O ex-presidente Jair Bolsonaro se tornou um “pária internacional” sobretudo por foi não compreender que seu apoio ao garimpo ilegal, ao contrabando de madeira e ao genocídio de yanomâmis catalisou a opinião pública mundial contra o seu governo, visto como uma ameaça pela maioria dos governos do Ocidente, mais até do que sua a aproximação com Putin, cujo regime iliberal lhe servia de espelho. A vitória de Lula reabriu todas as portas do Ocidente para o Brasil, porque foi compreendida como uma afirmação da democracia e o passo inicial para salvar a Amazônia e, com isso, conter drasticamente a velocidade do aquecimento global.
A posição do Brasil
A vocação natural do Brasil na divisão internacional do trabalho é a produção de commodities agrícolas e de minérios, inclusive semicondutores. Nos dois casos, como provedores de insumos básicos, isso nos insere por gravidade no mundo das novas tecnologias. Ao mesmo tempo, podemos recuperar nossa complexidade industrial com a produção de fármacos e eletrônicos, nos inserindo na reestruturação das cadeias globais de valor. Para isso, não podemos nos desconectar do Ocidente, principalmente dos Estados Unidos e da União Europeia. A China será cada vez mais o nosso maior parceiro comercial, mas, ao mesmo tempo, está engolindo o mercado interno e externo das nossas indústrias.

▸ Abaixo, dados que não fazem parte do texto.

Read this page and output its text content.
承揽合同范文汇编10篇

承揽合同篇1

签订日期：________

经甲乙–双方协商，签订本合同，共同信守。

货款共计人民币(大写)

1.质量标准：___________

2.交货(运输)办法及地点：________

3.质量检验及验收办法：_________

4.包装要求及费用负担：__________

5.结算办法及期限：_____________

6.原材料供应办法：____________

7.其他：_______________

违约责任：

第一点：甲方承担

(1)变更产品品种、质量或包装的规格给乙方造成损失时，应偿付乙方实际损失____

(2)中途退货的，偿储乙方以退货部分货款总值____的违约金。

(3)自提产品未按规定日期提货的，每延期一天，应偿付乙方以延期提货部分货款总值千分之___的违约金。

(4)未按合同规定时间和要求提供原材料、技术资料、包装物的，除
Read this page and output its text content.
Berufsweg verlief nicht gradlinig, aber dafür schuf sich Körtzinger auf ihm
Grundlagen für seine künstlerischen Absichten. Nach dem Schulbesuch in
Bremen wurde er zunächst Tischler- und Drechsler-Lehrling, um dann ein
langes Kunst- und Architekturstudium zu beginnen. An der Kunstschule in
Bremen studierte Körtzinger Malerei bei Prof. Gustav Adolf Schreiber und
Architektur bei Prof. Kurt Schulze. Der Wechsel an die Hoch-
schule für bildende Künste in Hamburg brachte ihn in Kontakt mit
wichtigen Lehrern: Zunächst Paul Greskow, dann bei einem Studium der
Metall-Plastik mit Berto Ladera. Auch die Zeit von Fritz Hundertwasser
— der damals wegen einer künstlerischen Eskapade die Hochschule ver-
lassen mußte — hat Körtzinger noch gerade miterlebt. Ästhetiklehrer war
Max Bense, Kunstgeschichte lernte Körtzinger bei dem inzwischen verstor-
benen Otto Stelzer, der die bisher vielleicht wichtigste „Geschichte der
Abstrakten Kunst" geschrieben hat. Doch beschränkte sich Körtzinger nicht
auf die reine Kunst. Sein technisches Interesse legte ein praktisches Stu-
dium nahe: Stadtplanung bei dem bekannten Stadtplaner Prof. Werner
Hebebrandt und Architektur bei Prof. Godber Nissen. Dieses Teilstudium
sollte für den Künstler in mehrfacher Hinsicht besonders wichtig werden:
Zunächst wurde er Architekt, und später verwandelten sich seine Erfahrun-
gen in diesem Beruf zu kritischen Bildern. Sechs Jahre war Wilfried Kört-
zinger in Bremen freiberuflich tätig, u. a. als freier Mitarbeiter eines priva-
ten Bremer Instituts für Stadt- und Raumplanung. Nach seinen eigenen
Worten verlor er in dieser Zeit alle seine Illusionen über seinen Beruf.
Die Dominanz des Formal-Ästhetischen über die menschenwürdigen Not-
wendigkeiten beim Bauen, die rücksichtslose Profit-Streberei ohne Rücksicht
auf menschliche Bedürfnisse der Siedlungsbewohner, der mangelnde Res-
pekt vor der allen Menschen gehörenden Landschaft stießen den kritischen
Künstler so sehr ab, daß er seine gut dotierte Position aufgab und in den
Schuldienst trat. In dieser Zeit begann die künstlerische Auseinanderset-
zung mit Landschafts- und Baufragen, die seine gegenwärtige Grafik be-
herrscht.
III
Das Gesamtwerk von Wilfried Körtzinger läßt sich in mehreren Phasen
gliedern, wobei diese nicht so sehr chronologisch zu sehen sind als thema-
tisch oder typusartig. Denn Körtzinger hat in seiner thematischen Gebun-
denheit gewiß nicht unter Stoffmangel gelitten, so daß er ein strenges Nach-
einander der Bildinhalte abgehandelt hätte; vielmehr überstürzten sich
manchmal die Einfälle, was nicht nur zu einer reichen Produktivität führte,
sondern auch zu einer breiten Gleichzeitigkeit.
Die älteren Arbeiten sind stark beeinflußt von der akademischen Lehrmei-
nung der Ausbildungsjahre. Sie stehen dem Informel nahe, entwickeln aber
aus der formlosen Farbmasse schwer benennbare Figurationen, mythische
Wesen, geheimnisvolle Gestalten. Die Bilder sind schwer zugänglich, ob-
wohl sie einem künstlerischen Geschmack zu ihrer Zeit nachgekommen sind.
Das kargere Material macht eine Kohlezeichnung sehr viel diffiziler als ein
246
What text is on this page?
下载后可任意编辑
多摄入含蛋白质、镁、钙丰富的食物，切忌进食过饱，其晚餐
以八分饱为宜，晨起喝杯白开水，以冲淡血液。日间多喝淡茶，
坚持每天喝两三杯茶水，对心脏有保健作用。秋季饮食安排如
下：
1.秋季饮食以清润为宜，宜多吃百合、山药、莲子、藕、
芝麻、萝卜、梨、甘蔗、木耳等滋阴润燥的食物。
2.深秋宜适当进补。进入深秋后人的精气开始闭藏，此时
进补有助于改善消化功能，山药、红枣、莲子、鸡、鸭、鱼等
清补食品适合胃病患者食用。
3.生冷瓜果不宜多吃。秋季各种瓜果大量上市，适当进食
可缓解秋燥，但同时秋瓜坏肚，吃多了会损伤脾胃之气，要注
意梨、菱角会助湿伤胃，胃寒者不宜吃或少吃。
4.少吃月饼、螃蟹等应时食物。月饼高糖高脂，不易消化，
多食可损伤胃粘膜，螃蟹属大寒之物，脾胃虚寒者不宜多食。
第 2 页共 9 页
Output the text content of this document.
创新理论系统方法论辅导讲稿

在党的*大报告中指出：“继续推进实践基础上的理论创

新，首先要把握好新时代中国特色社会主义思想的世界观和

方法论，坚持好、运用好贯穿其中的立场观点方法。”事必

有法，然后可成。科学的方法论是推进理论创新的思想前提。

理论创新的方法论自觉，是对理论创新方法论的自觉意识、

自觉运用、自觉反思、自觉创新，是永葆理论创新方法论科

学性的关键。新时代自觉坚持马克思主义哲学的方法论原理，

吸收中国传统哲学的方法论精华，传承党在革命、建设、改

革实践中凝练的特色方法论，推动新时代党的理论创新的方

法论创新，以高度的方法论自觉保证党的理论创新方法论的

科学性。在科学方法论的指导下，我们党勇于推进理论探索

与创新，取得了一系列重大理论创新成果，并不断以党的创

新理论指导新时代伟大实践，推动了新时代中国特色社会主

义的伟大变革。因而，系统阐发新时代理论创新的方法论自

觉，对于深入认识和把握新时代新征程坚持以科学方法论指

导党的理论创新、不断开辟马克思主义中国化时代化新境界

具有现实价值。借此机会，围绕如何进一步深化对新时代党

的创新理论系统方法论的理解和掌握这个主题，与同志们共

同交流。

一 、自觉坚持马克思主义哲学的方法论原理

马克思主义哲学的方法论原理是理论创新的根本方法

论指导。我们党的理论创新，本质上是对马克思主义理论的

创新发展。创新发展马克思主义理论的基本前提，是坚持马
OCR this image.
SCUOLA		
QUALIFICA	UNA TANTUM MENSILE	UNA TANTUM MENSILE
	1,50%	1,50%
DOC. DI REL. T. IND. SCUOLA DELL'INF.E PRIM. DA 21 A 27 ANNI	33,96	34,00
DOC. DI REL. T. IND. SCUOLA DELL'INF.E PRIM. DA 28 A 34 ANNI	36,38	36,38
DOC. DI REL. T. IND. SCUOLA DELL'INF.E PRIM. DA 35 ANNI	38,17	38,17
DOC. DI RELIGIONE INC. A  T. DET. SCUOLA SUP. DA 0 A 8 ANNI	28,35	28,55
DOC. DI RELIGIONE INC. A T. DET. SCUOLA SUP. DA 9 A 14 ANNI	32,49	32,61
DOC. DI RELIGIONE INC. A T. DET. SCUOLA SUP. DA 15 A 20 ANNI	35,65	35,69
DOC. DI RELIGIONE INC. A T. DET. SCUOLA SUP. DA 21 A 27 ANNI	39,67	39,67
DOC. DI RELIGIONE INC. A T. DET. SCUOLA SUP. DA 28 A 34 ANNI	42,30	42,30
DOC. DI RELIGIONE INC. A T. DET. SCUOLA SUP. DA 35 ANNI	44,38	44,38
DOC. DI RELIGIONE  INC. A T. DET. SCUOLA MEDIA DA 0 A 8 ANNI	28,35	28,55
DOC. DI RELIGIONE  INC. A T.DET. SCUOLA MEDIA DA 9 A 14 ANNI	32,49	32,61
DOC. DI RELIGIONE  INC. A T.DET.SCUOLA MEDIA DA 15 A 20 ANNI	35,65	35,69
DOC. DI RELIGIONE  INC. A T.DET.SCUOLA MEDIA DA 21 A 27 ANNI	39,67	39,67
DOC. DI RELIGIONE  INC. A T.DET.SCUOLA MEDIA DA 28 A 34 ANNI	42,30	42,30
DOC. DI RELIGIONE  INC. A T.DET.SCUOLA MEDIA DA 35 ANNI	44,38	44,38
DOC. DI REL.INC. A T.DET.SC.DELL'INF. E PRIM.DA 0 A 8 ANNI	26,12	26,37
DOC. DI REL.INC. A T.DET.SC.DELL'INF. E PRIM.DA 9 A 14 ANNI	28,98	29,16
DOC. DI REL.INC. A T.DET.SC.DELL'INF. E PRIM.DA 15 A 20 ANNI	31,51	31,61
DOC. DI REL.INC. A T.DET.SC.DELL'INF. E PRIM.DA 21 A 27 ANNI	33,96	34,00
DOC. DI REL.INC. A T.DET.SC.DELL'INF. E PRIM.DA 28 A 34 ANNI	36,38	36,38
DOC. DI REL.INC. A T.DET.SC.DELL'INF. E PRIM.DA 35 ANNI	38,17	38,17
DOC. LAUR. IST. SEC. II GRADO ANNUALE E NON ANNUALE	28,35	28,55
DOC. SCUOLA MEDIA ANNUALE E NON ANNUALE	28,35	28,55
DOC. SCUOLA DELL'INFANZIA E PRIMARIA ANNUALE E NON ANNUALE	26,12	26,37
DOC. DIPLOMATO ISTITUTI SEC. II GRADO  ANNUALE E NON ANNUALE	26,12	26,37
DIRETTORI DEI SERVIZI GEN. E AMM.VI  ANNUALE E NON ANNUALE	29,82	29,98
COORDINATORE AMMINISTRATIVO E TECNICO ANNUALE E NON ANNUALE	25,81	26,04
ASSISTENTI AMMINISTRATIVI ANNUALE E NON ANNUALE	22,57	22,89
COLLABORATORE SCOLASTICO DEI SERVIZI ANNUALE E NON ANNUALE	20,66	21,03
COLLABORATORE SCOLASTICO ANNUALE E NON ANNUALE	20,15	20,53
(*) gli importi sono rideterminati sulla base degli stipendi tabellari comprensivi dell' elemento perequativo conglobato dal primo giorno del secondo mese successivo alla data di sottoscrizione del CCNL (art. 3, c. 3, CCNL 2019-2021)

A hegemonia das relações comerciais entre Ocidente e Oriente é disputada pelos Estados Unidos e a China. Isso nos coloca diante das seguintes perguntas: Qual o grau de prioridade das nossas relações com o Mercosul e a União Europeia? Como administrar a complexidade da nossa participação nos BRICS (Brasil, Rússia, Índia, China e África do Sul), novo o eixo das relações entre a Ásia, a África e a América do Sul? Não podemos pôr tudo a perder por causa da guerra da Ucrânia. Empunhar a bandeira da paz não deve ser um reposicionamento estratégico do Brasil no mundo. Isso mudaria profundamente a correlação de forças políticas internas, principalmente no Congresso.
Ainda não sabemos se a transição da bipolaridade para a multipolaridade na política internacional se processará de maneira pacífica ou, pelo contrário, violenta, como se apresenta agora na Europa. Essa transição também acirra conflitos de interesses entre as grandes potências e as principais nações emergentes. Desde a Segunda Guerra, os conflitos armados foram regionais ou étnicos, mas a guerra da Ucrânia adquire outra dimensão, está sendo comparada pelos países da Otan à ocupação dos Sudetos (cadeia de montanhas situada entre a Polônia, a antiga Tchecoslováquia e a Alemanha) pelas tropas de Hitler. Ao assinar o Acordo de Munique, a França e o Reino Unido chocaram o ovo da serpente da expansão nazifascista.